I pull all-nighters to write all these police files my players are supposed to encounter during the session to help them draw conclusions and advance the plot. I search the web for photographs of post-war Berlin, trying to find specific locations. I download and print them—on a special paper, of course, to make them look as authentic as possible. I learn how to use InDesign, I write articles, and then, like a 5-year-old attempting to learn new software, I create a front page for the fictional newspaper Berliner Zeitung so that players can read about current events in Berlin during the session. I visit AI sites and turn texts into audio to create messages from fictional radio stations. And, of course, somewhere in between all that, I devise the plot, write down every scene and location description, look at them from every angle, and wonder how to introduce them to make them as compelling and original as possible. I think, revise, and look for the best versions.

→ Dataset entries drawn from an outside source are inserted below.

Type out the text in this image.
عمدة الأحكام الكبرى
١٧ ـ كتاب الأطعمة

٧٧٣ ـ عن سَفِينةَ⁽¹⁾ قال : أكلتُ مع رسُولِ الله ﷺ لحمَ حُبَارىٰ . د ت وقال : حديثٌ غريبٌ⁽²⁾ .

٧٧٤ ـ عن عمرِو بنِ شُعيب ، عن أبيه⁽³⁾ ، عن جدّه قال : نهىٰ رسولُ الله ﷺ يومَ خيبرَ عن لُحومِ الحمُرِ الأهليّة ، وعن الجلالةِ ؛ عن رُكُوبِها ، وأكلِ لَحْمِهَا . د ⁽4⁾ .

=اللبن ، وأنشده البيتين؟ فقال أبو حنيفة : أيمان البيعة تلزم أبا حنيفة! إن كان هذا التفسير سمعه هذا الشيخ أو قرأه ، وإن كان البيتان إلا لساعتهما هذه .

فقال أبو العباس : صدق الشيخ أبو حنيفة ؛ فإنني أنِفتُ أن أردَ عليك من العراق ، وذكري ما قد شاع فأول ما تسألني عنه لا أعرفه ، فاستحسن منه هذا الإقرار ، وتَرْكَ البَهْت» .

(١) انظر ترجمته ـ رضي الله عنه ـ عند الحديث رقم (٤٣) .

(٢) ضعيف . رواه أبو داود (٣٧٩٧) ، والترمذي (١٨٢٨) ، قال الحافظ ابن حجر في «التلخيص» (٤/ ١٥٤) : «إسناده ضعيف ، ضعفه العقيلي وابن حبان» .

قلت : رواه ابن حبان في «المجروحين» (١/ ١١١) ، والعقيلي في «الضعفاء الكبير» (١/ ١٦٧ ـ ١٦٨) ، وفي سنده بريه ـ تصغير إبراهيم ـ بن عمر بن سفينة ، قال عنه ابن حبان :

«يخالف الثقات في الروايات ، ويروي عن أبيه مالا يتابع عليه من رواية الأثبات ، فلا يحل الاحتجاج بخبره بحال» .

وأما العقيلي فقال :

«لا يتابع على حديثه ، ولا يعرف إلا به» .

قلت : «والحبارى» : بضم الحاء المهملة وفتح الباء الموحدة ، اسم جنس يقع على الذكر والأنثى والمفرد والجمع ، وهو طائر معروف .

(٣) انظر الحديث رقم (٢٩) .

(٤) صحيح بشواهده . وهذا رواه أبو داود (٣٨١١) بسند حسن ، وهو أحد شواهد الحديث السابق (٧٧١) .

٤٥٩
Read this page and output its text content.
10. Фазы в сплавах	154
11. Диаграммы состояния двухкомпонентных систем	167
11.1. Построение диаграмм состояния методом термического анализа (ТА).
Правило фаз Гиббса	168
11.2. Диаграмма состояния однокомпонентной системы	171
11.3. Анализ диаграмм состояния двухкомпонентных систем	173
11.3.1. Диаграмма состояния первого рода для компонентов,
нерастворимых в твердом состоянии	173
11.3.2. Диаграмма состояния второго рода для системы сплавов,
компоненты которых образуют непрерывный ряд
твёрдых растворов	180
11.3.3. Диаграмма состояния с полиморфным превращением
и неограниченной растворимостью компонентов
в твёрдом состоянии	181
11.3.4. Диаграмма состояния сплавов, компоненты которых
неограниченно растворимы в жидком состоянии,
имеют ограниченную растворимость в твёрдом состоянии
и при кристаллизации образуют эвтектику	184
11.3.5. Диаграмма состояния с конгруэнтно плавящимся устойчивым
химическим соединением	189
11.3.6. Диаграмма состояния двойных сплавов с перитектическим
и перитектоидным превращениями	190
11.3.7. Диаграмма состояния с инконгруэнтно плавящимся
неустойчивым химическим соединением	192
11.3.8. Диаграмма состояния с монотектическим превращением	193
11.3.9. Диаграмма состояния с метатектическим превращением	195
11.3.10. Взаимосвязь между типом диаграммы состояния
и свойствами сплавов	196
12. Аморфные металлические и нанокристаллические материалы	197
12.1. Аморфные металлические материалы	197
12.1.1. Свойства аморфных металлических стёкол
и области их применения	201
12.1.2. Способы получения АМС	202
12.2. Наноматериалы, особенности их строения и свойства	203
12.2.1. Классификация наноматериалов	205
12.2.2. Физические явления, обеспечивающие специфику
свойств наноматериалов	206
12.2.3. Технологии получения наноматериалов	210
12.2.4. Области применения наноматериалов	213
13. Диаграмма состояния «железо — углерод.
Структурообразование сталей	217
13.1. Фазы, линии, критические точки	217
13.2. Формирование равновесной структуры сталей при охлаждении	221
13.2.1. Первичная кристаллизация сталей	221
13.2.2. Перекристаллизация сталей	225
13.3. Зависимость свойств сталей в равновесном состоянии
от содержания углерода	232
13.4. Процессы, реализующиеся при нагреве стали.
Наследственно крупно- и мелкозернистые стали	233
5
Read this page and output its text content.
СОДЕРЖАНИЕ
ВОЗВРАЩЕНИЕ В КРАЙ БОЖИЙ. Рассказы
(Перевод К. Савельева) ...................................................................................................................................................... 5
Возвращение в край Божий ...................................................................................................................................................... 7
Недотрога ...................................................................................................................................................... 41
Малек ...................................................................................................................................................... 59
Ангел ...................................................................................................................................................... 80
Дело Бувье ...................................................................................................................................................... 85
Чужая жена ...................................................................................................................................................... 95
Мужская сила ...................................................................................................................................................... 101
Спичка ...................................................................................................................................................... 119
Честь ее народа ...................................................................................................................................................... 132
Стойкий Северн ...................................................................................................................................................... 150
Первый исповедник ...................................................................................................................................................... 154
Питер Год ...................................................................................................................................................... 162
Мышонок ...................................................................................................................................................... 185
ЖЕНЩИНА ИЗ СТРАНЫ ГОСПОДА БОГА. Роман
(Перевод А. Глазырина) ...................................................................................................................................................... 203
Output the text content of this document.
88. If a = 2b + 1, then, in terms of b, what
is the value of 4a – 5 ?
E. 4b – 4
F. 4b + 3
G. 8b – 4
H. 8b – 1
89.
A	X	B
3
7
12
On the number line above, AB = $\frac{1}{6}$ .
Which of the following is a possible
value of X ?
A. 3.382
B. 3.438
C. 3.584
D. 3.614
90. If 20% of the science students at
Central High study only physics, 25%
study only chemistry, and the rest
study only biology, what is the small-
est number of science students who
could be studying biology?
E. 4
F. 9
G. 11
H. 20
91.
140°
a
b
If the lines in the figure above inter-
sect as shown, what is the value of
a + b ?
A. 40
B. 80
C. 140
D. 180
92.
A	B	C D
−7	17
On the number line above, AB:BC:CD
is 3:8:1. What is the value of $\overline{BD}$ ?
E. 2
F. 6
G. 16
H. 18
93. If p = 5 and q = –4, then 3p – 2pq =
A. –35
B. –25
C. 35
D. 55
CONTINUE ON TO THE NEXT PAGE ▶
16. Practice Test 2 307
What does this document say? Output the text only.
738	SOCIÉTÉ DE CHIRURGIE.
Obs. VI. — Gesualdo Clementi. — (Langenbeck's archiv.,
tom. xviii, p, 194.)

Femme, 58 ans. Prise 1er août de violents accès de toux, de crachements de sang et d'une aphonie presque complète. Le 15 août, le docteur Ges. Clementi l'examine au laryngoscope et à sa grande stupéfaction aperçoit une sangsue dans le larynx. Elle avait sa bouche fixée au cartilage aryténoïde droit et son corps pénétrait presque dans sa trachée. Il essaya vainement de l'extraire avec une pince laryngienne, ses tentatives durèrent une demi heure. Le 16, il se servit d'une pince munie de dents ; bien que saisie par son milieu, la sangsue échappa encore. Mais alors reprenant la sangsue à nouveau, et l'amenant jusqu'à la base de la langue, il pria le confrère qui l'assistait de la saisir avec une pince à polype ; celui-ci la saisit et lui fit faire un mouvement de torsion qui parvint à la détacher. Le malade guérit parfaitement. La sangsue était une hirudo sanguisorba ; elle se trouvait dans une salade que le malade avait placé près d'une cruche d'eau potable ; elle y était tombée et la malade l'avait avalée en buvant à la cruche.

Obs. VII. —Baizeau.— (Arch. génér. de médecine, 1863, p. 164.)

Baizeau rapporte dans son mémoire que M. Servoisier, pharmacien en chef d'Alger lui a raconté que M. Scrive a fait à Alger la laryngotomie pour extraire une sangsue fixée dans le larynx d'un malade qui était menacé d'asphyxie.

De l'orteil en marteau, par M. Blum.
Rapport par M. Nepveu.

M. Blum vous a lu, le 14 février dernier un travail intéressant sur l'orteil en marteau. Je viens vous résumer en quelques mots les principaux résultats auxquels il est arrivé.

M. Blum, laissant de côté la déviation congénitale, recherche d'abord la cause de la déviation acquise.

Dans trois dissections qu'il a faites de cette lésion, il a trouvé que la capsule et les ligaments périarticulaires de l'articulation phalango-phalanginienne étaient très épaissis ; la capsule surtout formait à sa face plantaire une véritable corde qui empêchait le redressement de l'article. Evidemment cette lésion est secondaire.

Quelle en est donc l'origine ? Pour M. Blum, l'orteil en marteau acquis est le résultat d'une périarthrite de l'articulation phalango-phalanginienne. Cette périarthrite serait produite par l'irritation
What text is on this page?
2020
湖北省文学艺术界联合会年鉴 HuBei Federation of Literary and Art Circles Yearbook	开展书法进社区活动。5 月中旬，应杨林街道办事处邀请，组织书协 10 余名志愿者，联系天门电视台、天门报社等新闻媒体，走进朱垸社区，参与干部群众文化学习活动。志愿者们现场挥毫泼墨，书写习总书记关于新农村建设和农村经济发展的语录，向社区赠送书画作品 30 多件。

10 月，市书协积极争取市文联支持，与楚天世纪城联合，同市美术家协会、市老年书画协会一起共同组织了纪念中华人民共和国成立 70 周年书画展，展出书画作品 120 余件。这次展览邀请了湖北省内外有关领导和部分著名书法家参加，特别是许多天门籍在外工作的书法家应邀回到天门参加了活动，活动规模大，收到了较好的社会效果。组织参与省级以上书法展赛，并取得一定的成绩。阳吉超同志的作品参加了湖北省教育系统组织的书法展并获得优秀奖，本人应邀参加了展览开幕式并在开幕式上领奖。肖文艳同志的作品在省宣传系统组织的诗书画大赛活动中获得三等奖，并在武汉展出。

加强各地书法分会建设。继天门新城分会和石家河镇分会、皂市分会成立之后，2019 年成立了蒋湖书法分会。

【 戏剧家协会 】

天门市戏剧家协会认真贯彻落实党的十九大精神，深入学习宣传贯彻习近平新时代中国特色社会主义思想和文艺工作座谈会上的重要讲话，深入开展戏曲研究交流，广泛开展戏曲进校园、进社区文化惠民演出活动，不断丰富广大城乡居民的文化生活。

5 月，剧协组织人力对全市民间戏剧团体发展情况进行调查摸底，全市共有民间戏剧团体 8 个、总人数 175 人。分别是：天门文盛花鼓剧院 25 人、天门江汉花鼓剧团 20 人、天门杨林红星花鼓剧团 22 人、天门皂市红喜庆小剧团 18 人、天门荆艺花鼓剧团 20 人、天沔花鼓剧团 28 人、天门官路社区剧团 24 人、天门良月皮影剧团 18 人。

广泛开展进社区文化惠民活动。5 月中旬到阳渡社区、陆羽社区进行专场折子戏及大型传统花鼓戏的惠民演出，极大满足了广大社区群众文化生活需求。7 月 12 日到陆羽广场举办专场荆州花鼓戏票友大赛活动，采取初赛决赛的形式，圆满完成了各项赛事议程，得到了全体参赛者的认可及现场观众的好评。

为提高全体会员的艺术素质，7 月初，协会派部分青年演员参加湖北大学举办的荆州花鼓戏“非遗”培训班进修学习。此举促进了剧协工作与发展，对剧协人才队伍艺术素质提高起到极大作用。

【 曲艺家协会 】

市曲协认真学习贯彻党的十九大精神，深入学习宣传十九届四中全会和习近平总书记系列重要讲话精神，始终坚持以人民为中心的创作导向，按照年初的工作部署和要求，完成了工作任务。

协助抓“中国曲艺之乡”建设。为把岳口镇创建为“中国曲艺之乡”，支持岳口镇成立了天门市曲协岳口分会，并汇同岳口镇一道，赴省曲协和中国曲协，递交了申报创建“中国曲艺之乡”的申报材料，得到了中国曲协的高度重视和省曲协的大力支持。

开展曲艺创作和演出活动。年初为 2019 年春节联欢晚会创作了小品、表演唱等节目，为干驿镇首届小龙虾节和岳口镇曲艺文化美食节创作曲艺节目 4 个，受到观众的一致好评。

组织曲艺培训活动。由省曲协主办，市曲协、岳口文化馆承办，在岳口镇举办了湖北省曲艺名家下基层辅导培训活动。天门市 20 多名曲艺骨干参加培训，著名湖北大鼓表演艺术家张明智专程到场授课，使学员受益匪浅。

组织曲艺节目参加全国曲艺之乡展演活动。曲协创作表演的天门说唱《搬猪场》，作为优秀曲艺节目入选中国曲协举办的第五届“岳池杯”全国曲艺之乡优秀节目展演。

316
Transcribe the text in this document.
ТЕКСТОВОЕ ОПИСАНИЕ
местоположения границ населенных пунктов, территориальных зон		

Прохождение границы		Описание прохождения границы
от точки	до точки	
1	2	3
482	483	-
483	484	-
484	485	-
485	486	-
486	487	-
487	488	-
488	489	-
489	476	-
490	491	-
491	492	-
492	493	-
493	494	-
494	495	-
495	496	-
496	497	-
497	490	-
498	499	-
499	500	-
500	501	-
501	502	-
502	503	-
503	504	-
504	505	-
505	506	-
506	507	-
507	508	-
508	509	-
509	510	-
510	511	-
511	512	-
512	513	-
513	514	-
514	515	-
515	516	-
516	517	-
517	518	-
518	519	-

A 3-hour session takes four times as much to prepare. For the last three decades, I was whining that I didn’t even get a “thank you” afterwards. 

In 2023, I stopped whining. In 2023, it was me who started saying “thank you.”


Dear Game Masters! Stop! I know you don’t prepare all these handouts for your players. You don’t devise the plot for the players. You don’t do all that hard work for the players!

You do it for yourselves. You do it because you love it. You do it because you’re creative madmen buzzing with ideas. You have to draw, scribble, and type something constantly. Otherwise, your brains won’t let you rest. If it wasn’t fun for you, you wouldn’t do it. If you didn’t get excited every time you create another amazing plot twist for your campaign, you wouldn’t be Game Masters. If you didn’t love impersonating your NPCs, you wouldn’t run RPG sessions.

Stop lying to yourselves that you’re doing this for the players! You… I mean, we are doing this for ourselves! No one needs to thank us. Maybe we should thank the players. Thank them for being a perfect excuse to do all this crazy work.

Last Wednesday, I ran a final session of a 10-month-long epic campaign based on the Cold City system. I poured sweat and blood into this campaign, and I don’t even know how much time it took to prepare everything. Even if it was approximately 10 hours per session, it’s still more than 100 hours for the whole campaign. I had my hands full. And I enjoyed every minute of it.

At the end of the campaign, I thanked my players. I thanked them for showing up, enjoying the plot I devised, reading all the handouts, and letting me have the time of my life for an entire year!